Parecia que o projeto ia dar certo, mas não deu por deficiência na captação de publicidade. Todos sabiam que a empresa não continuaria bancando por muito tempo os salários e os demais custos da produção do jornal, embora contasse com o trunfo da oficina própria.
Um pequeno grupo concordou em continuar trabalhando no DBH, em troca de recebimento ocasional de parte do salário até o dia em que a publicação foi suspensa. Depois os atrasados foram acertados por acordo ou na justiça. Contei essa história triste de mais um jornal que nasceu e morreu quase sem deixar vestígios porque me lembrei da crônica “Eu tive um revólver”. Ela foi publicada na fase terminal da publicação. Falava de uma arma que eu comprei para proteger minha casa, construída em meados da década de 70, numa rua deserta, sem asfalto e sem água encanada, do bairro Planalto. Uma noite, um marginal escondeu-se no matagal do lote vizinho e de lá atirou uma pedra na janela da sala para conferir se havia alguém na casa. Desistiu de seus planos porque as luzes foram acesas, mas é provável que ocorreria o pior se ele descobrisse que havia uma pessoa sozinha lá dentro. Por isso, comprei o revólver, um Rossi, calibre 22. Pequeno, mas pesado. Escolhi para o documento de posse da arma uma foto em que aparecia com o olhar sombrio e o bigode com as pontas retorcidas para baixo. Não era preciso dizer que eu estava disposto a reagir a qualquer tentativa de invasão da casa.
Felizmente, não foi preciso usar o revólver e eu me convenci de que seria perigoso manter aquela arma dentro de casa. Qualquer cidadão que nunca deu um tiro deve desconfiar de que suas chances diante de um marginal armado são mínimas. E sempre há o risco de uma criança descobrir o revólver no guarda-roupa.
Um policial gostou do revólver e o levou por preço justo. Escrevi sobre o alívio que senti ao vender a arma e para me redimir da péssima ideia de comprá-la.

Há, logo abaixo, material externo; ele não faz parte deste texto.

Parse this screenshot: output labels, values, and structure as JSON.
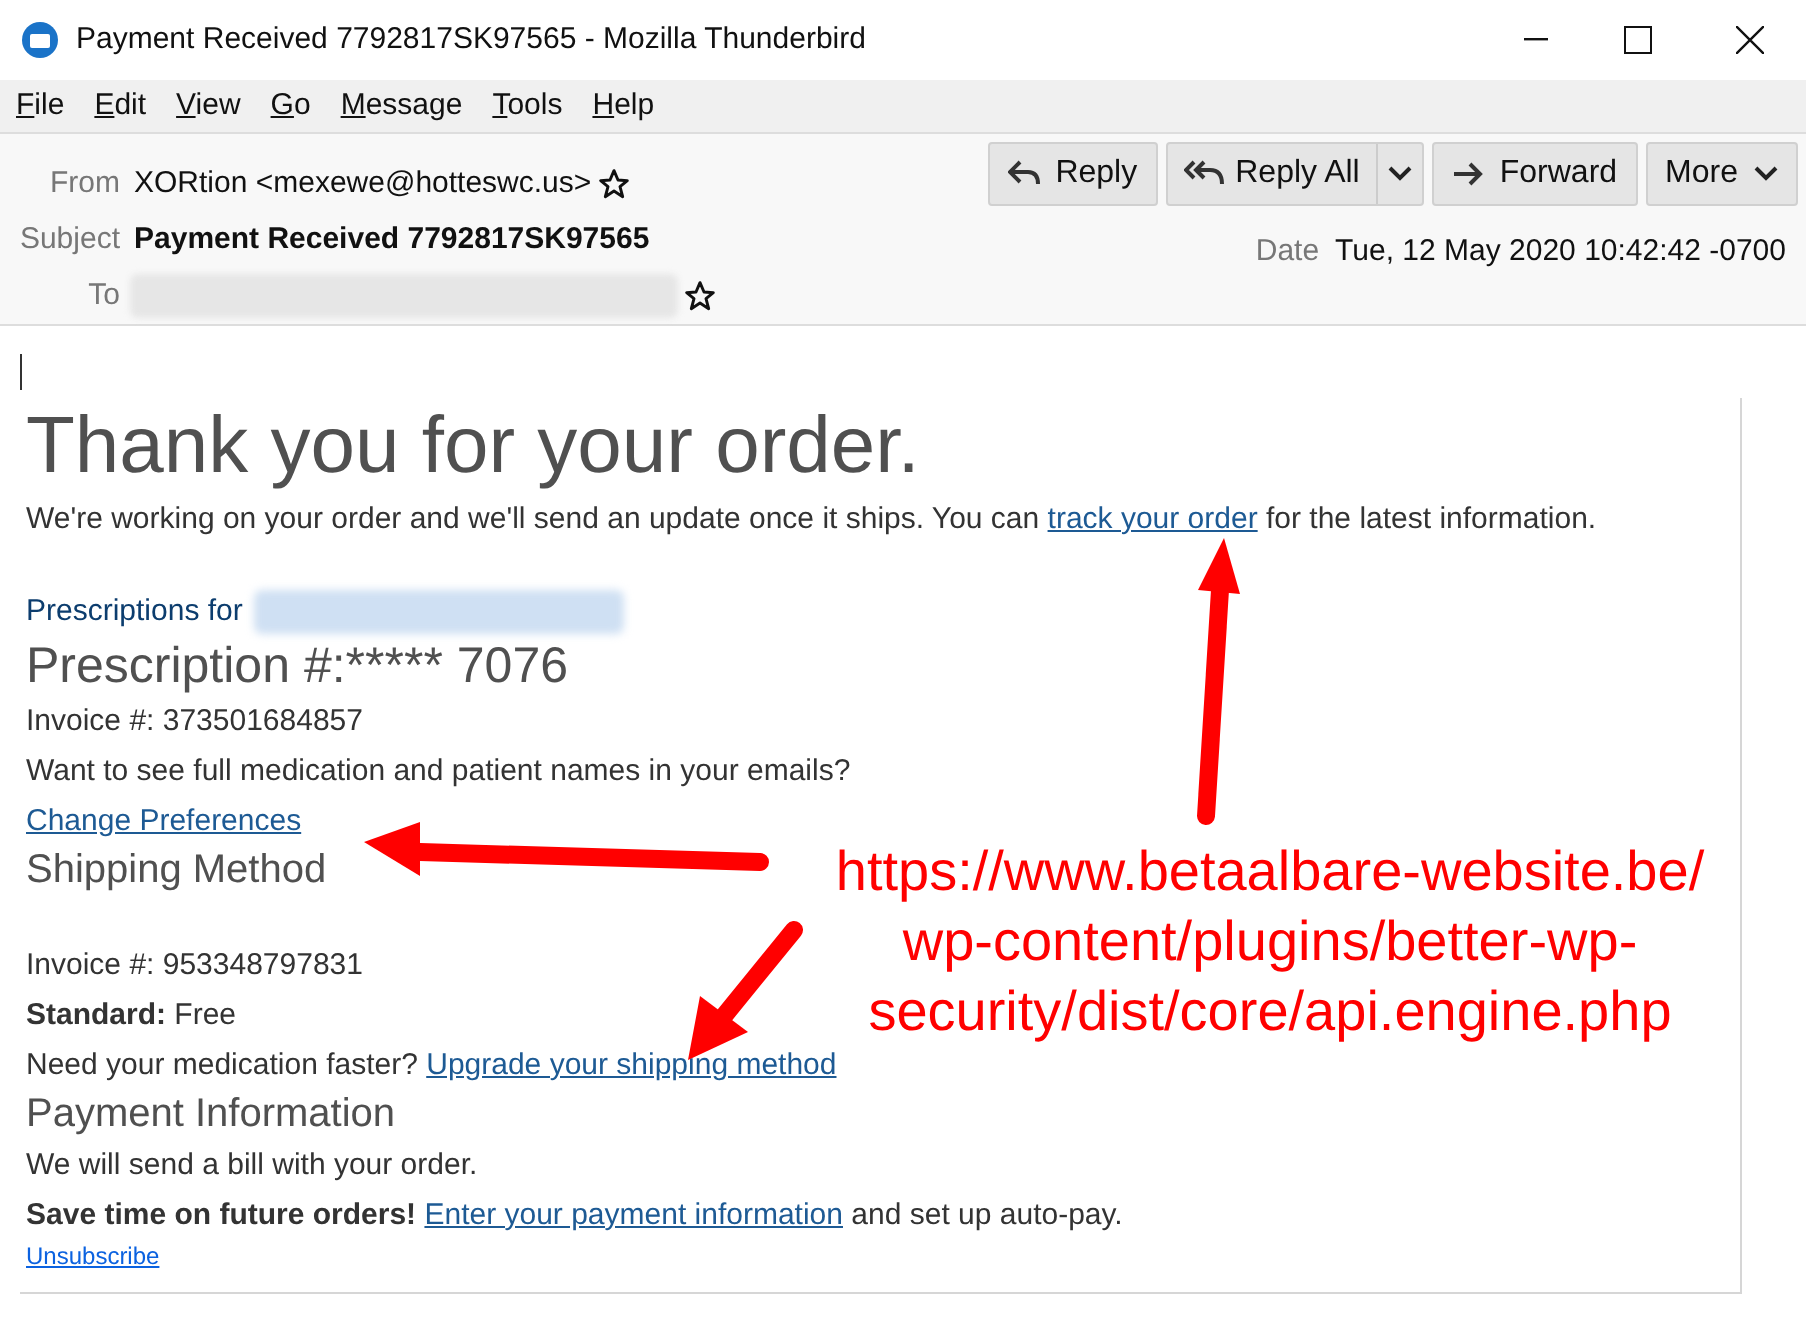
{
  "window": {
    "title": "Payment Received 7792817SK97565 - Mozilla Thunderbird"
  },
  "menu": [
    "File",
    "Edit",
    "View",
    "Go",
    "Message",
    "Tools",
    "Help"
  ],
  "header": {
    "from_label": "From",
    "from": "XORtion <mexewe@hotteswc.us>",
    "subject_label": "Subject",
    "subject": "Payment Received 7792817SK97565",
    "to_label": "To",
    "date_label": "Date",
    "date": "Tue, 12 May 2020 10:42:42 -0700"
  },
  "toolbar": [
    {
      "label": "Reply",
      "kind": "reply"
    },
    {
      "label": "Reply All",
      "kind": "reply_all"
    },
    {
      "label": "Forward",
      "kind": "forward"
    },
    {
      "label": "More",
      "kind": "more"
    }
  ],
  "email": [
    {
      "kind": "title",
      "segments": [
        {
          "text": "Thank you for your order.",
          "kind": "plain"
        }
      ]
    },
    {
      "kind": "text",
      "segments": [
        {
          "text": "We're working on your order and we'll send an update once it ships. You can ",
          "kind": "plain"
        },
        {
          "text": "track your order",
          "kind": "link"
        },
        {
          "text": " for the latest information.",
          "kind": "plain"
        }
      ]
    },
    {
      "kind": "gap"
    },
    {
      "kind": "recipient",
      "segments": [
        {
          "text": "Prescriptions for",
          "kind": "plain"
        }
      ]
    },
    {
      "kind": "heading",
      "segments": [
        {
          "text": "Prescription #:***** 7076",
          "kind": "plain"
        }
      ]
    },
    {
      "kind": "text",
      "segments": [
        {
          "text": "Invoice #: 373501684857",
          "kind": "plain"
        }
      ]
    },
    {
      "kind": "text",
      "segments": [
        {
          "text": "Want to see full medication and patient names in your emails?",
          "kind": "plain"
        }
      ]
    },
    {
      "kind": "text",
      "segments": [
        {
          "text": "Change Preferences",
          "kind": "link"
        }
      ]
    },
    {
      "kind": "subheading",
      "segments": [
        {
          "text": "Shipping Method",
          "kind": "plain"
        }
      ]
    },
    {
      "kind": "gap"
    },
    {
      "kind": "text",
      "segments": [
        {
          "text": "Invoice #: 953348797831",
          "kind": "plain"
        }
      ]
    },
    {
      "kind": "text",
      "segments": [
        {
          "text": "**Standard:** Free",
          "kind": "rich"
        }
      ]
    },
    {
      "kind": "text",
      "segments": [
        {
          "text": "Need your medication faster? ",
          "kind": "plain"
        },
        {
          "text": "Upgrade your shipping method",
          "kind": "link"
        }
      ]
    },
    {
      "kind": "subheading",
      "segments": [
        {
          "text": "Payment Information",
          "kind": "plain"
        }
      ]
    },
    {
      "kind": "text",
      "segments": [
        {
          "text": "We will send a bill with your order.",
          "kind": "plain"
        }
      ]
    },
    {
      "kind": "text",
      "segments": [
        {
          "text": "Save time on future orders! ",
          "kind": "bold"
        },
        {
          "text": "Enter your payment information",
          "kind": "link"
        },
        {
          "text": " and set up auto-pay.",
          "kind": "plain"
        }
      ]
    },
    {
      "kind": "small",
      "segments": [
        {
          "text": "Unsubscribe",
          "kind": "smalllink"
        }
      ]
    }
  ],
  "annotation": {
    "lines": [
      "https://www.betaalbare-website.be/",
      "wp-content/plugins/better-wp-",
      "security/dist/core/api.engine.php"
    ]
  }
}
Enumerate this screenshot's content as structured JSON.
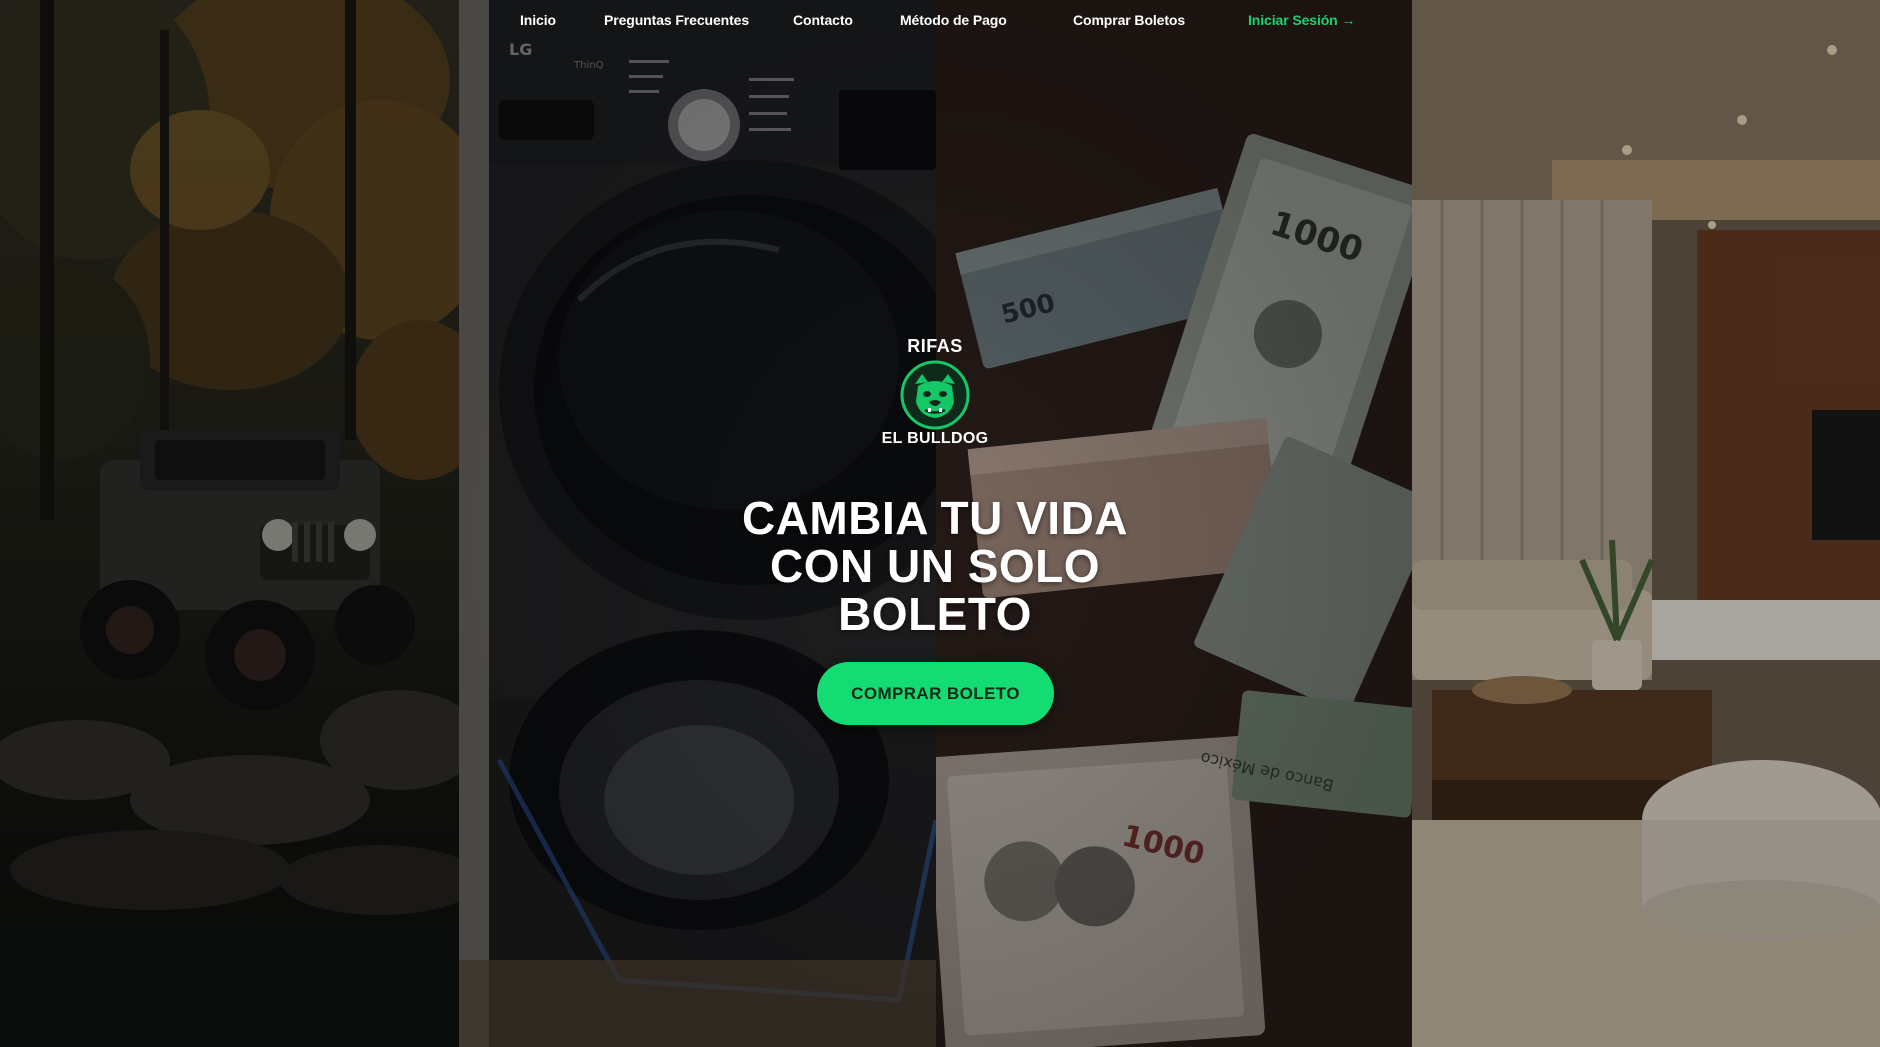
{
  "nav": {
    "items": [
      {
        "label": "Inicio"
      },
      {
        "label": "Preguntas Frecuentes"
      },
      {
        "label": "Contacto"
      },
      {
        "label": "Método de Pago"
      },
      {
        "label": "Comprar Boletos"
      }
    ],
    "login_label": "Iniciar Sesión →"
  },
  "logo": {
    "top_text": "RIFAS",
    "bottom_text": "EL BULLDOG",
    "icon": "bulldog-icon"
  },
  "hero": {
    "title_line1": "CAMBIA TU VIDA",
    "title_line2": "CON UN SOLO",
    "title_line3": "BOLETO",
    "cta_label": "COMPRAR BOLETO"
  },
  "backgrounds": [
    {
      "subject": "jeep-offroad-forest-photo"
    },
    {
      "subject": "lg-washing-machine-photo",
      "brand_text": "LG",
      "model_text": "ThinQ"
    },
    {
      "subject": "mexican-peso-banknotes-photo",
      "note_text": "1000",
      "note_text_small": "500",
      "bank_text": "Banco de México"
    },
    {
      "subject": "modern-living-room-photo"
    }
  ],
  "colors": {
    "accent": "#12dc72",
    "login": "#19d36b",
    "text": "#ffffff"
  }
}
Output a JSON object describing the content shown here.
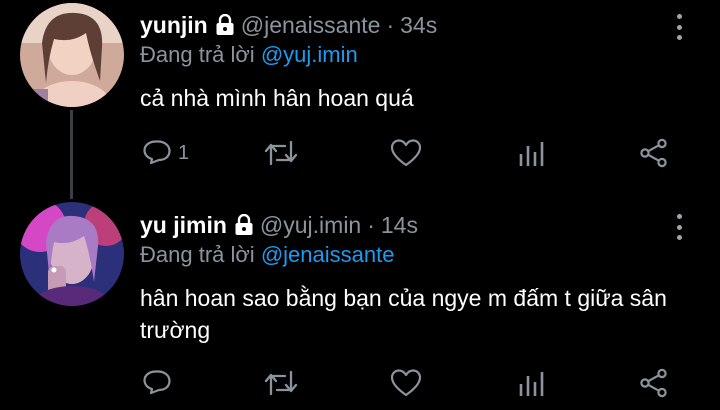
{
  "tweets": [
    {
      "display_name": "yunjin",
      "handle": "@jenaissante",
      "separator": "·",
      "time": "34s",
      "reply_prefix": "Đang trả lời",
      "reply_to": "@yuj.imin",
      "text": "cả nhà mình hân hoan quá",
      "reply_count": "1",
      "avatar_colors": [
        "#c99f90",
        "#f2d6c8",
        "#6b4f45"
      ]
    },
    {
      "display_name": "yu jimin",
      "handle": "@yuj.imin",
      "separator": "·",
      "time": "14s",
      "reply_prefix": "Đang trả lời",
      "reply_to": "@jenaissante",
      "text": "hân hoan sao bằng bạn của ngye m đấm t giữa sân trường",
      "reply_count": "",
      "avatar_colors": [
        "#7b3fa0",
        "#ff4fd8",
        "#2c2f7a"
      ]
    }
  ],
  "icons": {
    "lock": "lock-icon",
    "more": "more-vertical-icon",
    "reply": "reply-icon",
    "retweet": "retweet-icon",
    "like": "heart-icon",
    "stats": "stats-icon",
    "share": "share-icon"
  },
  "colors": {
    "background": "#000000",
    "text": "#ffffff",
    "secondary": "#8b949e",
    "link": "#1d9bf0",
    "icon": "#8b949e",
    "thread_line": "#3a3f44"
  }
}
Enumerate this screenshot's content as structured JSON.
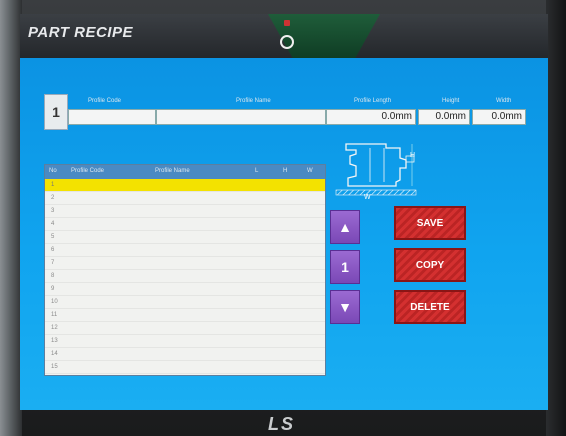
{
  "title": "PART RECIPE",
  "brand": "LS",
  "recipe": {
    "number": "1",
    "headers": [
      "Profile Code",
      "Profile Name",
      "Profile Length",
      "Height",
      "Width"
    ],
    "length_value": "0.0mm",
    "height_value": "0.0mm",
    "width_value": "0.0mm"
  },
  "diagram": {
    "h_label": "H",
    "w_label": "W"
  },
  "list": {
    "headers": [
      "No",
      "Profile Code",
      "Profile Name",
      "L",
      "H",
      "W"
    ],
    "rows": [
      "1",
      "2",
      "3",
      "4",
      "5",
      "6",
      "7",
      "8",
      "9",
      "10",
      "11",
      "12",
      "13",
      "14",
      "15"
    ],
    "selected_index": 0
  },
  "nav": {
    "up_icon": "▲",
    "page": "1",
    "down_icon": "▼"
  },
  "actions": {
    "save": "SAVE",
    "copy": "COPY",
    "delete": "DELETE"
  },
  "colors": {
    "screen_bg": "#10a4ef",
    "selected_row": "#f3e200",
    "action": "#d43030",
    "nav": "#8a58c6"
  }
}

Apoio a campanha de desarmamento da população, embora trema só de pensar que agora mesmo algum marginal esteja comprando uma arma muito mais poderosa que as utilizadas pelos nossos policiais. Eu queria escrever apenas sobre isso, mas acabei falando sobre um jornal que não existe mais e só ficou na memória de algumas pessoas. Para os ex-proprietários, a lembrança de um fiasco, por que só deu prejuízo. É claro que eles não consideram o papel que esse jornal teve na formação de tantos jovens jornalistas e na alegria dos velhos profissionais, como eu, que tiveram a oportunidade de se renovarem com essa convivência.